視線をずらしてガラにもなく少し頬を赤くするジャンが愛おしくて、胸の奥の方がキュンと締め付けられる感じがした。


「ジャーン!」
「おい名前!こんなとこで抱きつくな!誰かに見られんだろ!」


少し声を荒げるジャンの言葉を無視して、私はジャンをギューっと抱きしめた。触れたいなんて贅沢は言わないなんて思ってたのに…いきなり抱きついちゃう私は、自分が思ってたよりも深刻なジャン不足だったんだと思う。


「誰かに見られても良い…。今はこうしてたい。」
「お前なぁ…しょうがねぇなぁ。」


そう言いながらもジャンはしっかり抱きしめ返してくれて、その腕がいつもより力強くて嬉しかった。

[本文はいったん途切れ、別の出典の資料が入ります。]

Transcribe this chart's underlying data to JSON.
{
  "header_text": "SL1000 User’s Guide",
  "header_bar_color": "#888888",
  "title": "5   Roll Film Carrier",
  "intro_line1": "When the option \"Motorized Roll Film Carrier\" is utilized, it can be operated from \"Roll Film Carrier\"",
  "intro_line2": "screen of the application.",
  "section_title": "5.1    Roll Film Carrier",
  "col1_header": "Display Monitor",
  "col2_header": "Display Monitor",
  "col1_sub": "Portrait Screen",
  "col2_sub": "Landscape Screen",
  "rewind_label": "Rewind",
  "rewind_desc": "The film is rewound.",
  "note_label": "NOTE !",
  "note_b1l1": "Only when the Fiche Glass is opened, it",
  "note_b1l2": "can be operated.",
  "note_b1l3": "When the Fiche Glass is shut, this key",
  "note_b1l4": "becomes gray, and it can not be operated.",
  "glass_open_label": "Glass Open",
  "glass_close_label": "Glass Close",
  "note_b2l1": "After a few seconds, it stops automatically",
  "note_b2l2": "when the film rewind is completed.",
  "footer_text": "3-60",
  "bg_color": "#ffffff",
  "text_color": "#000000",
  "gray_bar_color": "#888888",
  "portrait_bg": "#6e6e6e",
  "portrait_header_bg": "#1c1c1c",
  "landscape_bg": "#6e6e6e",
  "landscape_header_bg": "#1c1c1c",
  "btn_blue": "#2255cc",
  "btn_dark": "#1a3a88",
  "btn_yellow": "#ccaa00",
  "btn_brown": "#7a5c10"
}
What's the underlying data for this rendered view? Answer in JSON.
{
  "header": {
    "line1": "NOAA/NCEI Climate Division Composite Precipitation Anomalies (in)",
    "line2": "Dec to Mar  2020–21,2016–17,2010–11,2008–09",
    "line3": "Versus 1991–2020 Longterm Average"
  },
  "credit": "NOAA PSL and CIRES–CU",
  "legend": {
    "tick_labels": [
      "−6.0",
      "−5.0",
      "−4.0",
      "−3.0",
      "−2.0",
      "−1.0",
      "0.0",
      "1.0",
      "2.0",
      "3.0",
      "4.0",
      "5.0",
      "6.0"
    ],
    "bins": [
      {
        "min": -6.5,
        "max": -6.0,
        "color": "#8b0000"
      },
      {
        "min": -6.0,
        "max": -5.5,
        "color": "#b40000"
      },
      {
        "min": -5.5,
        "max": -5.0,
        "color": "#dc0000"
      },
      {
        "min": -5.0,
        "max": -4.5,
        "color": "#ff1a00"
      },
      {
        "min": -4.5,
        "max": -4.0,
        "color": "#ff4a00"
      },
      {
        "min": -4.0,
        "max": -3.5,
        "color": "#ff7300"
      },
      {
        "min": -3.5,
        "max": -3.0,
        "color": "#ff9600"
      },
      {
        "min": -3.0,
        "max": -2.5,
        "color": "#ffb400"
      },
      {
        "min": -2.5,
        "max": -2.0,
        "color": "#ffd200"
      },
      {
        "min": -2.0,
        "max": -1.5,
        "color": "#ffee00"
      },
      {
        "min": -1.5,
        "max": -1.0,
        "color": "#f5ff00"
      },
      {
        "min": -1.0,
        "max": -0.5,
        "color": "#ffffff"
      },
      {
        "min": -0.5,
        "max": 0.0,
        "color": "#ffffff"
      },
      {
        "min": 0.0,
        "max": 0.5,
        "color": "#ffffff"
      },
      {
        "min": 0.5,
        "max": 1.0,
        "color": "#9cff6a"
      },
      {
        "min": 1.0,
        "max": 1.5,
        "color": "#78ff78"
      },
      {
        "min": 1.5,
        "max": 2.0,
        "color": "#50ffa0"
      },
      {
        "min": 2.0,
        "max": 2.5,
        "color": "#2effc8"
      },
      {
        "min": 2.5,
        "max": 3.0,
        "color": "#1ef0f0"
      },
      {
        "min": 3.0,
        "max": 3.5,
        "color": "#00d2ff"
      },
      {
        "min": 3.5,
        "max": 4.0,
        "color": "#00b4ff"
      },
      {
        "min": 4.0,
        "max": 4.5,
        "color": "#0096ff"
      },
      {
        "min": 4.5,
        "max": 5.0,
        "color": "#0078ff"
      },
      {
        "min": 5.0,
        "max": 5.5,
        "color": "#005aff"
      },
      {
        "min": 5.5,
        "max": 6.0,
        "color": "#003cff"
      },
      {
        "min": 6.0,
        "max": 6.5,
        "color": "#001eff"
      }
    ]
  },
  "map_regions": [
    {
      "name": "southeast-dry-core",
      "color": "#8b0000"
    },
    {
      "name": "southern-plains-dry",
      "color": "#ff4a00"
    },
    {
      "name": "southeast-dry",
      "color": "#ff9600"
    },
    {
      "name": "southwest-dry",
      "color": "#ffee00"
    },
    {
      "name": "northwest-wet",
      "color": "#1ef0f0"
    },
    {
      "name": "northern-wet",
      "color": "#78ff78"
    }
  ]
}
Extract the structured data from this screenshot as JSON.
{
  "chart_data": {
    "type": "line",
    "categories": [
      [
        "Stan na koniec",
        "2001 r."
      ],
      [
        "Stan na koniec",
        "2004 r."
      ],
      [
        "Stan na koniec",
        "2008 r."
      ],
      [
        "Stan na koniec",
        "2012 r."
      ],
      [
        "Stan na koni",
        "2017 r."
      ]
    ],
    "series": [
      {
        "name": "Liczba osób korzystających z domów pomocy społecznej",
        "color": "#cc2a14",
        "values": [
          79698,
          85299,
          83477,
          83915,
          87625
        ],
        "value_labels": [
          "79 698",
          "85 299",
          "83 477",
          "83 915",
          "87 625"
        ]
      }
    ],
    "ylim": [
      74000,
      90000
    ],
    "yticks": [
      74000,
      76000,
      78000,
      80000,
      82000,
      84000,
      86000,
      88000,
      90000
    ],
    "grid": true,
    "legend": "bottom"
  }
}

髪にかかる息が少しくすぐったいのも今日は嬉しい。


(ジャンも私に会えなくて寂しかったのかな。)


そう思うとジャンが愛おしくて、私は腕の力を強くした。


「ジャン…好き。」
「俺も好きだ…名前。」


その言葉で心が満たされていくのが分かる。私の世界に色を付けるのはいつもジャンだ。さっきまで荒んでいた私の世界は、ジャンの存在でジャンの言葉で眩しいぐらいに煌めきだした。